Lemann's high praise for Brazil makes it seem that global leaders searching for the secret to good governance should make a pilgrimage to the Amazon. International organizations such as the World Bank, and politicians from US President Barack Obama to Chinese Prime Minister Wen Jiabao, are full of admiration as well.
Becoming a Global Power
How exactly did the administration accomplish this? How did it turn Brazil into one of the world's best-governed newly industrialized countries?
Brazil is 22 times the size of Germany, and with 192 million people, it also has more than twice Germany's population. The country also carries weighty historical burdens. Brazilian society is far from homogeneous, the economy isn't well developed and the country doesn't have a tradition of democracy.
In fact, for much of its history, Brazil has been treated as a pawn by foreign powers.

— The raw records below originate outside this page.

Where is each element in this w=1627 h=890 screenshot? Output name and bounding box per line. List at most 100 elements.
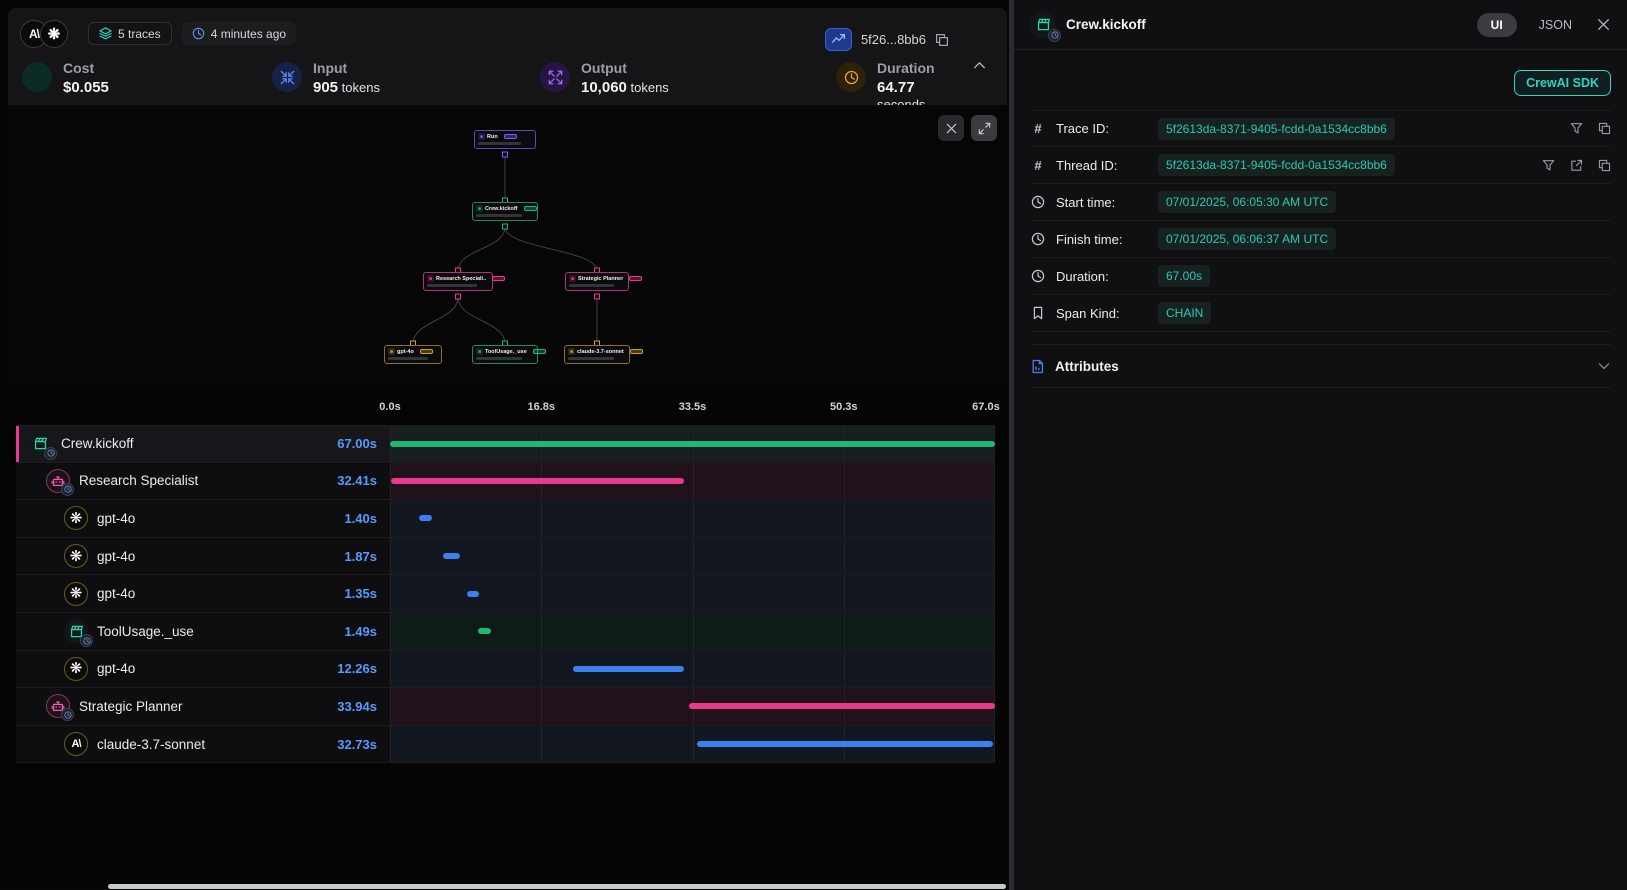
span-row-label: ❋gpt-4o1.87s (16, 538, 390, 575)
graph-node-subtext (476, 214, 522, 217)
graph-node-label: gpt-4o (397, 349, 414, 355)
graph-node-crew[interactable]: ■Crew.kickoff (472, 202, 538, 221)
clock-badge-icon (1048, 29, 1061, 42)
detail-field-row: #Thread ID:5f2613da-8371-9405-fcdd-0a153… (1030, 147, 1611, 184)
anthropic-icon: A\ (64, 732, 88, 756)
graph-close-button[interactable] (938, 115, 964, 141)
span-row[interactable]: ToolUsage._use 1.49s (16, 613, 995, 651)
span-timeline-cell (390, 613, 995, 650)
graph-node-claude[interactable]: ■claude-3.7-sonnet (564, 345, 630, 364)
span-duration: 32.41s (337, 473, 377, 488)
span-timeline-cell (390, 575, 995, 612)
graph-node-subtext (478, 142, 521, 145)
trace-chart-button[interactable] (825, 28, 852, 51)
robot-icon (46, 469, 70, 493)
expand-icon (978, 122, 991, 135)
detail-field-row: Start time: 07/01/2025, 06:05:30 AM UTC (1030, 184, 1611, 221)
copy-icon[interactable] (1598, 159, 1611, 172)
trace-summary-card: A\ ❋ 5 traces 4 minutes ago 5f26...8bb6 … (8, 8, 1007, 105)
graph-node-label: Crew.kickoff (485, 206, 518, 212)
tab-ui[interactable]: UI (1477, 13, 1517, 37)
gridline (541, 500, 542, 537)
span-name: gpt-4o (97, 511, 135, 526)
detail-field-row: Finish time:07/01/2025, 06:06:37 AM UTC (1030, 221, 1611, 258)
gridline (994, 463, 995, 500)
gridline (541, 613, 542, 650)
horizontal-scrollbar-thumb[interactable] (108, 884, 1006, 889)
attributes-section-toggle[interactable]: Attributes (1030, 344, 1611, 388)
span-row[interactable]: ❋gpt-4o12.26s (16, 651, 995, 689)
time-tick: 33.5s (679, 401, 707, 413)
span-row[interactable]: ❋gpt-4o1.87s (16, 538, 995, 576)
clock-icon (1030, 232, 1046, 246)
span-row[interactable]: ❋gpt-4o1.35s (16, 575, 995, 613)
graph-node-tool[interactable]: ■ToolUsage._use (472, 345, 538, 364)
time-tick: 50.3s (830, 401, 858, 413)
span-timeline-cell (390, 726, 995, 763)
filter-icon[interactable] (1570, 122, 1583, 135)
copy-icon[interactable] (1598, 122, 1611, 135)
field-value-chip[interactable]: 07/01/2025, 06:05:30 AM UTC (1158, 191, 1336, 213)
span-timeline-cell (390, 463, 995, 500)
graph-node-strategic[interactable]: ■Strategic Planner (565, 272, 629, 291)
stat-value: 10,060 tokens (581, 79, 669, 96)
field-value-chip[interactable]: 5f2613da-8371-9405-fcdd-0a1534cc8bb6 (1158, 118, 1395, 140)
filter-icon[interactable] (1542, 159, 1555, 172)
span-bar (390, 441, 995, 447)
span-name: Crew.kickoff (61, 436, 134, 451)
time-ago-label: 4 minutes ago (211, 27, 286, 41)
close-panel-icon[interactable] (1596, 17, 1611, 32)
graph-node-run[interactable]: ■Run (474, 130, 536, 149)
field-value-chip[interactable]: 07/01/2025, 06:06:37 AM UTC (1158, 228, 1336, 250)
layers-icon (99, 27, 112, 40)
span-row[interactable]: Research Specialist32.41s (16, 463, 995, 501)
waterfall-chart: 0.0s16.8s33.5s50.3s67.0s Crew.kickoff67.… (16, 387, 995, 763)
copy-icon[interactable] (935, 33, 949, 47)
gridline (390, 500, 391, 537)
dollar-icon (22, 62, 52, 92)
chevron-up-icon[interactable] (972, 58, 987, 73)
graph-node-label: Research Speciali.. (436, 276, 486, 282)
detail-field-row: #Trace ID:5f2613da-8371-9405-fcdd-0a1534… (1030, 110, 1611, 147)
span-name: gpt-4o (97, 661, 135, 676)
span-bar (573, 666, 684, 672)
field-label: Start time: (1056, 195, 1148, 210)
graph-expand-button[interactable] (971, 115, 997, 141)
span-name: ToolUsage._use (97, 624, 194, 639)
span-row-label: A\claude-3.7-sonnet32.73s (16, 726, 390, 763)
hash-icon: # (1030, 158, 1046, 173)
chevron-down-icon[interactable] (1597, 359, 1611, 373)
sdk-badge: CrewAI SDK (1514, 70, 1611, 96)
bookmark-icon (1030, 306, 1046, 320)
graph-node-research[interactable]: ■Research Speciali.. (423, 272, 493, 291)
arrows-in-icon (272, 62, 302, 92)
span-row-label: Research Specialist32.41s (16, 463, 390, 500)
tab-json[interactable]: JSON (1539, 18, 1572, 32)
gridline (844, 538, 845, 575)
span-row[interactable]: A\claude-3.7-sonnet32.73s (16, 726, 995, 764)
field-value-chip[interactable]: 5f2613da-8371-9405-fcdd-0a1534cc8bb6 (1158, 154, 1395, 176)
gridline (541, 688, 542, 725)
gridline (541, 575, 542, 612)
field-value-chip[interactable]: 67.00s (1158, 265, 1210, 287)
graph-node-gpt[interactable]: ■gpt-4o (384, 345, 442, 364)
stat-value: 905 tokens (313, 79, 380, 96)
graph-node-badge (524, 206, 537, 211)
gridline (693, 651, 694, 688)
span-duration: 1.49s (344, 624, 377, 639)
span-row[interactable]: Crew.kickoff67.00s (16, 425, 995, 463)
graph-node-subtext (476, 357, 522, 360)
span-row[interactable]: ❋gpt-4o1.40s (16, 500, 995, 538)
span-timeline-cell (390, 426, 995, 462)
gridline (844, 463, 845, 500)
span-bar (467, 591, 479, 597)
external-icon[interactable] (1570, 159, 1583, 172)
traces-count-badge[interactable]: 5 traces (88, 22, 172, 45)
span-row[interactable]: Strategic Planner33.94s (16, 688, 995, 726)
span-bar (697, 741, 993, 747)
time-tick: 0.0s (379, 401, 400, 413)
field-value-chip[interactable]: CHAIN (1158, 302, 1211, 324)
openai-icon: ❋ (64, 544, 88, 568)
stat-label: Cost (63, 60, 109, 76)
document-icon (1030, 359, 1045, 374)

The Portuguese conquerors were brutal in their treatment of the region's indigenous people. They also dragged millions of slaves over from Africa and generally exploited Brazil however they saw fit from the 16th to late 19th century. In the 20th century, the country lurched from coup to coup, and for two decades, starting in 1964, it was ruled by a military dictatorship that Washington sometimes tolerated and sometimes actively supported.
By the early 1990s, Brazil's economy had hit rock bottom. Violent crime in the major cities had reached nightmarish levels, lumber-cutting mafias oversaw the ruthless exploitation of the rainforests, and while a few people grew outrageously rich, babies in the slums died of malnutrition. The government didn't provide even the most rudimentary services, and hyperinflation gobbled up more than pay raises could match.
Such circumstances could have provided fertile ground for radicals, easily giving rise to a revolution. Yet the individual who stepped in to turn things around was a moderate social democrat, Fernando Henrique Cardoso, now 81. In 1993, then-Finance Minister Cardoso brought together the country's brightest minds. He created a new currency, the modern real, restructured foreign credit and lifted tariff barriers. Some protected industries didn't survive these drastic changes, but the new approach brought a return in confidence, and consumption began to rise.
Cardoso's approach to government applied tools that could have come straight from a handbook on good governance -- and in fact, the World Bank began publishing such a handbook in 1996, in the form of its "Worldwide Governance Indicators." Cardoso appointed technocrats rather than his own political followers. He opened up the country, creating international economic connections, and was rewarded for his efforts when Brazil elected him president in 1994 and again four years later.